More of the very best taco recipes!
- The Best Birria Tacos
- Chorizo Tacos
- Big Mac Smash Tacos
- Carne Asada Tacos
- Tacos al Pastor
- The Best Taco Meat
For more easy Mexican inspired recipes, follow us on Instagram and Facebook!
Get the Recipe: Chicken Al Pastor Recipe
Ingredients
- 2 pounds boneless skinless chicken thighs
For the Marinade
- 2 dried guajillo chiles, seeded and stemmed
- 2 tablespoons achiote paste
- 1 chipotle chili in adobo sauce
- 1 tablespoon adobo sauce
- 1 onion, peeled and roughly chopped
- 1/4 cup orange juice
- 1/2 cup pineapple juice
- 2 tablespoons apple cider vinegar
- 2 tablespoons olive oil
- 5 garlic cloves
- 3 tablespoons chopped cilantro
- 1 tablespoon ground cumin
- 1 tablespoon brown sugar
- 1 tablespoon chopped fresh oregano, or 1/2 tablespoon dried oregano
- 1/2 teaspoon kosher salt
- 1/4 teaspoon ground cayenne
For the Tacos:
- Corn tortillas
- Avocado slices
- Chopped red onion
- Sliced jalapeno
- Salsa
- Pico de Gallo
- Sour cream
- Lime juice
- Cojita cheese
Equipment
- 1 sheet pan
Instructions
- Pat the chicken dry with a paper towel and transfer to a zip top bag.
- Make the marinade.
- Add the guajillo chiles to a bowl and cover with boiling water. Soak the chiles for 3-5 minutes or until softened. Remove and add the chile to a blender.
- Add the remaining marinade ingredients to the blender and blend until smooth.
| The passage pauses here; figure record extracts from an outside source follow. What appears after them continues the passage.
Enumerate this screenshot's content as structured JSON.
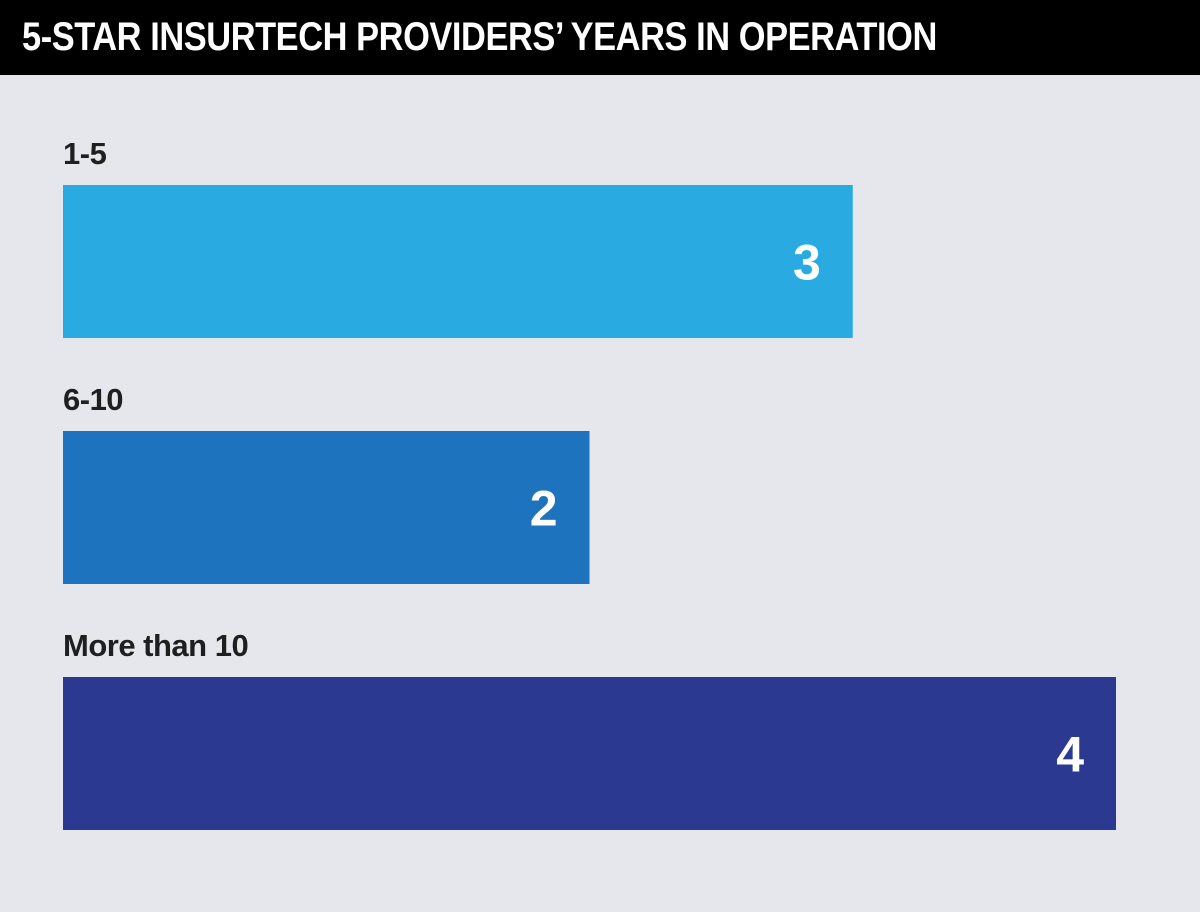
{
  "chart_data": {
    "type": "bar",
    "orientation": "horizontal",
    "title": "5-STAR INSURTECH PROVIDERS’ YEARS IN OPERATION",
    "categories": [
      "1-5",
      "6-10",
      "More than 10"
    ],
    "values": [
      3,
      2,
      4
    ],
    "value_labels": [
      "3",
      "2",
      "4"
    ],
    "colors": [
      "#29abe2",
      "#1e73be",
      "#2b3990"
    ],
    "xlim": [
      0,
      4
    ],
    "grid": false,
    "legend": "none"
  },
  "colors": {
    "background": "#e6e7ec",
    "header": "#000000",
    "title_text": "#ffffff",
    "label_text": "#1f1f1f"
  }
}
- Pour 3/4 of the marinade in the bag with the chicken and seal pressing out as much air as possible. Transfer to the refrigerator and marinade for 4-24 hours. Store the remaining sauce in an airtight container.
- Preheat ove to 400˚F.
- Line a baking sheet with aluminum foil and coat with cooking spray.
- Arrange the chicken on the baking sheet with the pineapple chunks and brush with the remaining marinade.
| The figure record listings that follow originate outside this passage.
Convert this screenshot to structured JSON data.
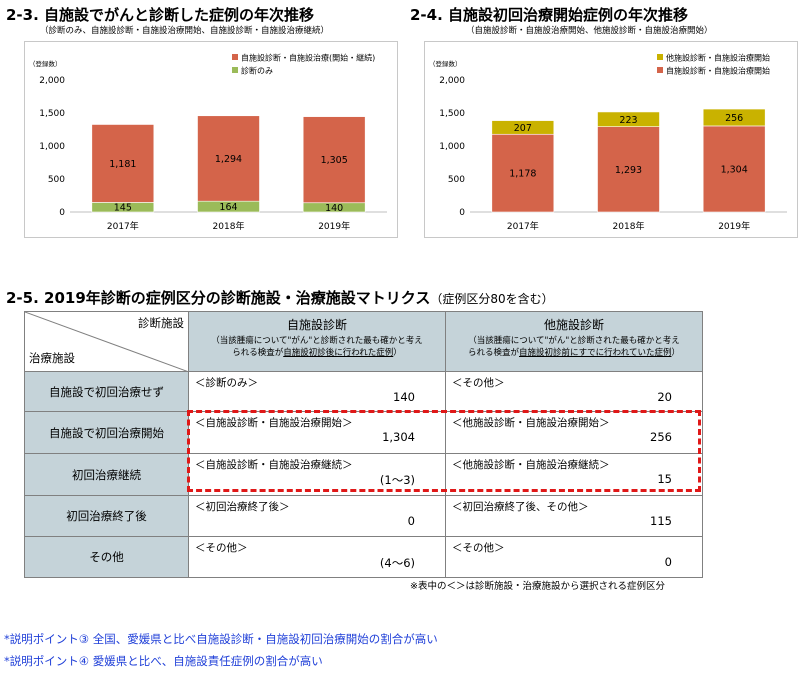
{
  "chart_data": [
    {
      "type": "bar",
      "stacked": true,
      "title": "2-3.  自施設でがんと診断した症例の年次推移",
      "subtitle": "（診断のみ、自施設診断・自施設治療開始、自施設診断・自施設治療継続）",
      "ylabel": "（登録数）",
      "ylim": [
        0,
        2000
      ],
      "yticks": [
        "0",
        "500",
        "1,000",
        "1,500",
        "2,000"
      ],
      "categories": [
        "2017年",
        "2018年",
        "2019年"
      ],
      "legend_position": "top-right",
      "series": [
        {
          "name": "診断のみ",
          "color": "#9bbb59",
          "values": [
            145,
            164,
            140
          ],
          "labels": [
            "145",
            "164",
            "140"
          ]
        },
        {
          "name": "自施設診断・自施設治療(開始・継続)",
          "color": "#d4644a",
          "values": [
            1181,
            1294,
            1305
          ],
          "labels": [
            "1,181",
            "1,294",
            "1,305"
          ]
        }
      ]
    },
    {
      "type": "bar",
      "stacked": true,
      "title": "2-4.  自施設初回治療開始症例の年次推移",
      "subtitle": "（自施設診断・自施設治療開始、他施設診断・自施設治療開始）",
      "ylabel": "（登録数）",
      "ylim": [
        0,
        2000
      ],
      "yticks": [
        "0",
        "500",
        "1,000",
        "1,500",
        "2,000"
      ],
      "categories": [
        "2017年",
        "2018年",
        "2019年"
      ],
      "legend_position": "top-right",
      "series": [
        {
          "name": "自施設診断・自施設治療開始",
          "color": "#d4644a",
          "values": [
            1178,
            1293,
            1304
          ],
          "labels": [
            "1,178",
            "1,293",
            "1,304"
          ]
        },
        {
          "name": "他施設診断・自施設治療開始",
          "color": "#c9b200",
          "values": [
            207,
            223,
            256
          ],
          "labels": [
            "207",
            "223",
            "256"
          ]
        }
      ]
    }
  ],
  "matrix": {
    "title": "2-5.  2019年診断の症例区分の診断施設・治療施設マトリクス",
    "title_note": "（症例区分80を含む）",
    "corner_top": "診断施設",
    "corner_bottom": "治療施設",
    "col1_title": "自施設診断",
    "col1_note1": "（当該腫瘍について\"がん\"と診断された最も確かと考え",
    "col1_note2_pre": "られる検査が",
    "col1_note2_u": "自施設初診後に行われた症例",
    "col1_note2_post": "）",
    "col2_title": "他施設診断",
    "col2_note1": "（当該腫瘍について\"がん\"と診断された最も確かと考え",
    "col2_note2_pre": "られる検査が",
    "col2_note2_u": "自施設初診前にすでに行われていた症例",
    "col2_note2_post": "）",
    "rows": [
      {
        "head": "自施設で初回治療せず",
        "c1_label": "＜診断のみ＞",
        "c1_value": "140",
        "c2_label": "＜その他＞",
        "c2_value": "20"
      },
      {
        "head": "自施設で初回治療開始",
        "c1_label": "＜自施設診断・自施設治療開始＞",
        "c1_value": "1,304",
        "c2_label": "＜他施設診断・自施設治療開始＞",
        "c2_value": "256"
      },
      {
        "head": "初回治療継続",
        "c1_label": "＜自施設診断・自施設治療継続＞",
        "c1_value": "(1～3)",
        "c2_label": "＜他施設診断・自施設治療継続＞",
        "c2_value": "15"
      },
      {
        "head": "初回治療終了後",
        "c1_label": "＜初回治療終了後＞",
        "c1_value": "0",
        "c2_label": "＜初回治療終了後、その他＞",
        "c2_value": "115"
      },
      {
        "head": "その他",
        "c1_label": "＜その他＞",
        "c1_value": "(4～6)",
        "c2_label": "＜その他＞",
        "c2_value": "0"
      }
    ],
    "footnote": "※表中の＜＞は診断施設・治療施設から選択される症例区分"
  },
  "points": [
    "*説明ポイント③   全国、愛媛県と比べ自施設診断・自施設初回治療開始の割合が高い",
    "*説明ポイント④   愛媛県と比べ、自施設責任症例の割合が高い"
  ],
  "colors": {
    "header_bg": "#c5d3d9",
    "highlight": "#e01818",
    "points_text": "#1f3fd8"
  }
}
- Bake in the oven for 10 minutes. Flip the chicken and pineapple over, brush with the remaining marinade and bake until the chicken is cooked through and registers 160˚F on a thermometer.
- Turn the oven to broil and broil for 3-5 minutes until caramelized and crispy. Flip and broil on the opposite side for an additional 3-4 minutes.
- While the chicken is roasting, toast the tortillas in a skillet or over a gas stovetop to char slightly.
- Remove the chicken from the oven and roughly chop the chicken and pineapple.
- Assemble the tacos with your desired toppings and serve immediately.